Emma’s reason for the gift is simple. “It’s because he takes good care of people,” she says. She knows first hand the care of Dr. Markovic. He was her father’s oncologist. Sadly, Emma’s father, David, lost his battle to melanoma on August 28, 2009.
So this year, as Emma’s family of Langdon, North Dakota was preparing to participate in their local American Cancer Society’s 2010 Relay for Life, it was Emma’s job to design t-shirts for their team — Team Scrappy. Emma’s mother explains that her husband, David earned the nickname “Scrappy” in high school when he wrestled.
“He was a fighter,” she says, “And I watched how hard he fought melanoma, so it was an appropriate nickname for him and the perfect name for our team.”
Although Emma says that she never quite “got” the Scrappy team name, it really didn’t matter because it didn’t interfere with the t-shirt design: a red star for Dad, and #1, “because Dad was #1,” she smiles, and the word BELIEVE across the front.
As she designed the t-shirt, Emma got the idea of selling them to raise money for melanoma research at Mayo Clinic, “to help find some answers for people with melanoma,” she says.
Emma wrote a thank you letter that accompanied each t-shirt explaining the project and where she was donating the money. “I miss my daddy very much and think about him all the time,” she wrote. “All the money I raise is going to be given to the Mayo Clinic in honor of my daddy’s doctor, Dr.
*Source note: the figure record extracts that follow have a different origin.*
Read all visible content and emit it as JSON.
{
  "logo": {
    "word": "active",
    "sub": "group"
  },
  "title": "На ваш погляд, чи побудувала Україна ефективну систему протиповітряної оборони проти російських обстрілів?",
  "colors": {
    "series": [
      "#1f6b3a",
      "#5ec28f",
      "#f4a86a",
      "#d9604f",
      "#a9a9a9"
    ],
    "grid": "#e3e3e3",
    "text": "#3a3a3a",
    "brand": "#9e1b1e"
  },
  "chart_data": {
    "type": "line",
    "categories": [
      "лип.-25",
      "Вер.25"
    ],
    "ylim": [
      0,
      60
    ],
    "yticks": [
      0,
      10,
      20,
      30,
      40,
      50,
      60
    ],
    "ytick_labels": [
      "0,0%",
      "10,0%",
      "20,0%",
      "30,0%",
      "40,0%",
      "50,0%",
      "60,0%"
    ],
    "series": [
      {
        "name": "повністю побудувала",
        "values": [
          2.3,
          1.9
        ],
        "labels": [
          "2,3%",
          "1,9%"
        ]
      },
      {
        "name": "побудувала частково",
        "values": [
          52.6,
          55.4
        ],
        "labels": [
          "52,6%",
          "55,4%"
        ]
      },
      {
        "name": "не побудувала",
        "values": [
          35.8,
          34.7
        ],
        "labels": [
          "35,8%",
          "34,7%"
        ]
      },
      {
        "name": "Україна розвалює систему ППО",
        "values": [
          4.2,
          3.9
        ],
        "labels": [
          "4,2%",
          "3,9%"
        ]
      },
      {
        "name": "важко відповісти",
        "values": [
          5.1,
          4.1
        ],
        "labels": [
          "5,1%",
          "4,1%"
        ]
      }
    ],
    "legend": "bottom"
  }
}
Markovic.”
Her initial goal was to raise $500, and she more than doubled it.
“This entire story brought tears to my eyes,” says Dr. Markovic. “This is a wonderful family who has had to deal with so much. Some months it seemed they spent more time in Rochester than at home. I’ve known them for a long time.”
“Our favorite topic, once we ‘dealt with cancer,’ was to talk about our children,” says Dr. Markovic. “Our children are of similar age and they always had good parenting tips for me, and so I was overwhelmed when I heard that little Emma had done such a wonderful thing and raised money to help me fix cancer. With help like that, how could we ever lose?”
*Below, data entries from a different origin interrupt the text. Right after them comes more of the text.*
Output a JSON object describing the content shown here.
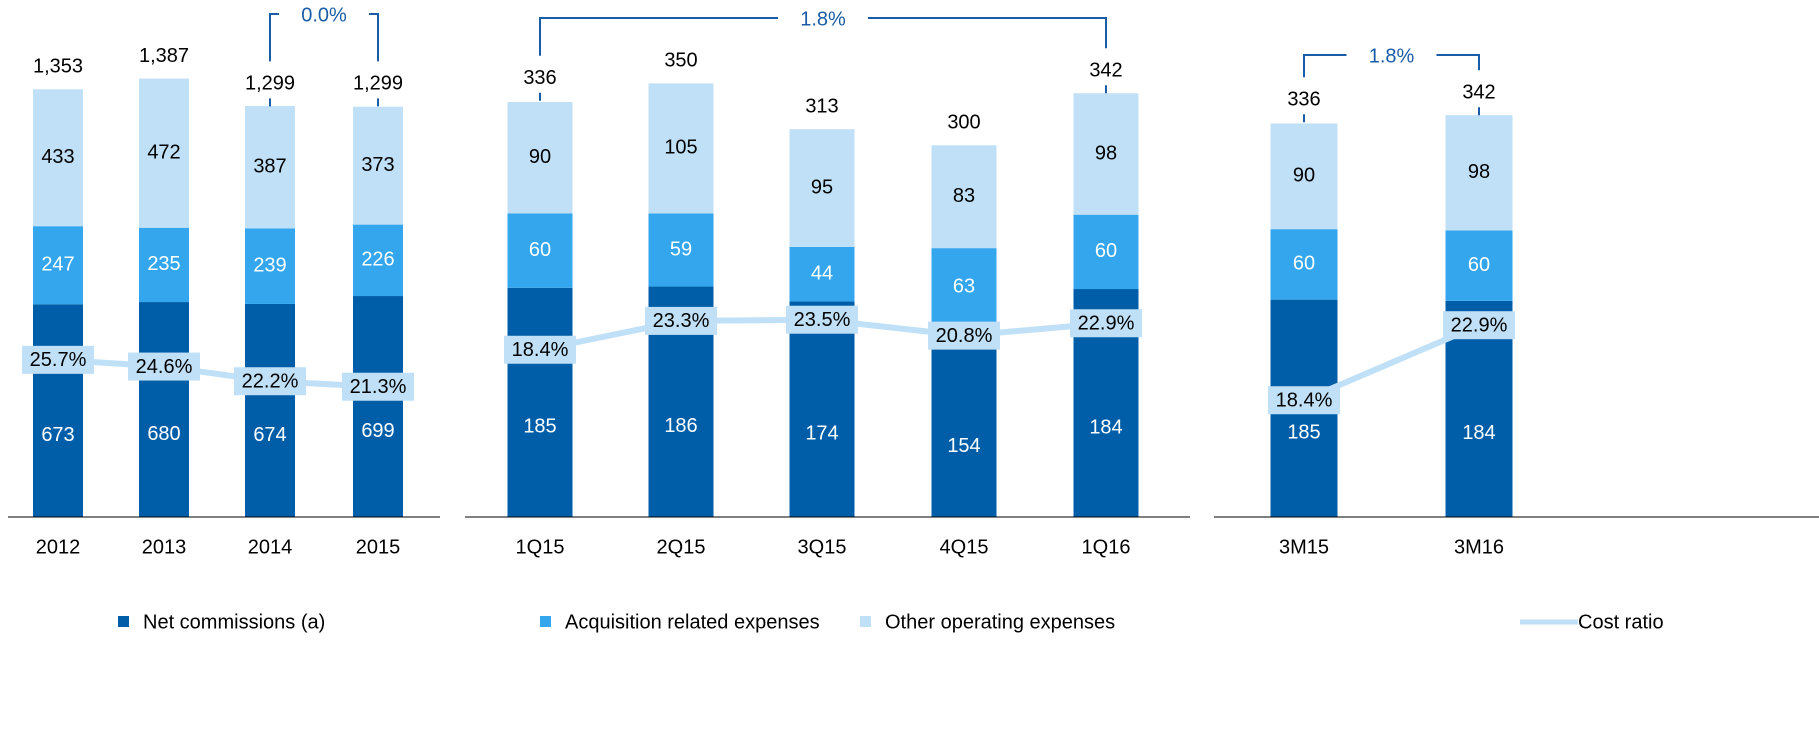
{
  "chart_data": [
    {
      "type": "bar",
      "categories": [
        "2012",
        "2013",
        "2014",
        "2015"
      ],
      "series": [
        {
          "name": "Net commissions (a)",
          "color": "#005ea8",
          "values": [
            673,
            680,
            674,
            699
          ]
        },
        {
          "name": "Acquisition related expenses",
          "color": "#33a6ee",
          "values": [
            247,
            235,
            239,
            226
          ]
        },
        {
          "name": "Other operating expenses",
          "color": "#bfe0f7",
          "values": [
            433,
            472,
            387,
            373
          ]
        }
      ],
      "totals": [
        1353,
        1387,
        1299,
        1299
      ],
      "totals_labels": [
        "1,353",
        "1,387",
        "1,299",
        "1,299"
      ],
      "line": {
        "name": "Cost ratio",
        "color": "#bfe0f7",
        "axis": "y2",
        "values": [
          25.7,
          24.6,
          22.2,
          21.3
        ],
        "value_labels": [
          "25.7%",
          "24.6%",
          "22.2%",
          "21.3%"
        ]
      },
      "annotation": "0.0%",
      "ylim": [
        0,
        1509
      ],
      "y2lim": [
        0,
        78
      ]
    },
    {
      "type": "bar",
      "categories": [
        "1Q15",
        "2Q15",
        "3Q15",
        "4Q15",
        "1Q16"
      ],
      "series": [
        {
          "name": "Net commissions (a)",
          "color": "#005ea8",
          "values": [
            185,
            186,
            174,
            154,
            184
          ]
        },
        {
          "name": "Acquisition related expenses",
          "color": "#33a6ee",
          "values": [
            60,
            59,
            44,
            63,
            60
          ]
        },
        {
          "name": "Other operating expenses",
          "color": "#bfe0f7",
          "values": [
            90,
            105,
            95,
            83,
            98
          ]
        }
      ],
      "totals": [
        336,
        350,
        313,
        300,
        342
      ],
      "line": {
        "name": "Cost ratio",
        "color": "#bfe0f7",
        "axis": "y2",
        "values": [
          18.4,
          23.3,
          23.5,
          20.8,
          22.9
        ],
        "value_labels": [
          "18.4%",
          "23.3%",
          "23.5%",
          "20.8%",
          "22.9%"
        ]
      },
      "annotation": "1.8%",
      "ylim": [
        0,
        385
      ],
      "y2lim": [
        -10,
        71
      ]
    },
    {
      "type": "bar",
      "categories": [
        "3M15",
        "3M16"
      ],
      "series": [
        {
          "name": "Net commissions (a)",
          "color": "#005ea8",
          "values": [
            185,
            184
          ]
        },
        {
          "name": "Acquisition related expenses",
          "color": "#33a6ee",
          "values": [
            60,
            60
          ]
        },
        {
          "name": "Other operating expenses",
          "color": "#bfe0f7",
          "values": [
            90,
            98
          ]
        }
      ],
      "totals": [
        336,
        342
      ],
      "line": {
        "name": "Cost ratio",
        "color": "#bfe0f7",
        "axis": "y2",
        "values": [
          18.4,
          22.9
        ],
        "value_labels": [
          "18.4%",
          "22.9%"
        ]
      },
      "annotation": "1.8%",
      "ylim": [
        0,
        406
      ],
      "y2lim": [
        11.4,
        40
      ]
    }
  ]
}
Even at this young age Emma seems to grasp the importance of caring even if cure is not always possible. She’s honored the caring at Mayo through her gift. More importantly, she’s taken up the torch to support the care of people with the disease and its study. She never misses an opportunity to inform others about melanoma and the dangers of the sun. “Learn to wear a hat,” is one of her mantras.
Her enthusiasm is contagious and her salesmanship . . . well, let me put it this way, she dropped off a check for Dr. Markovic and picked up a t-shirt order from him with sleight of hand a magician would envy.
Having accomplished that, Emma and her cousin, Grace set off to summer camp. With a skip in her step and a smile on her face, she left Dr. Markovic saying she’d be back next year with double the proceedings of this year.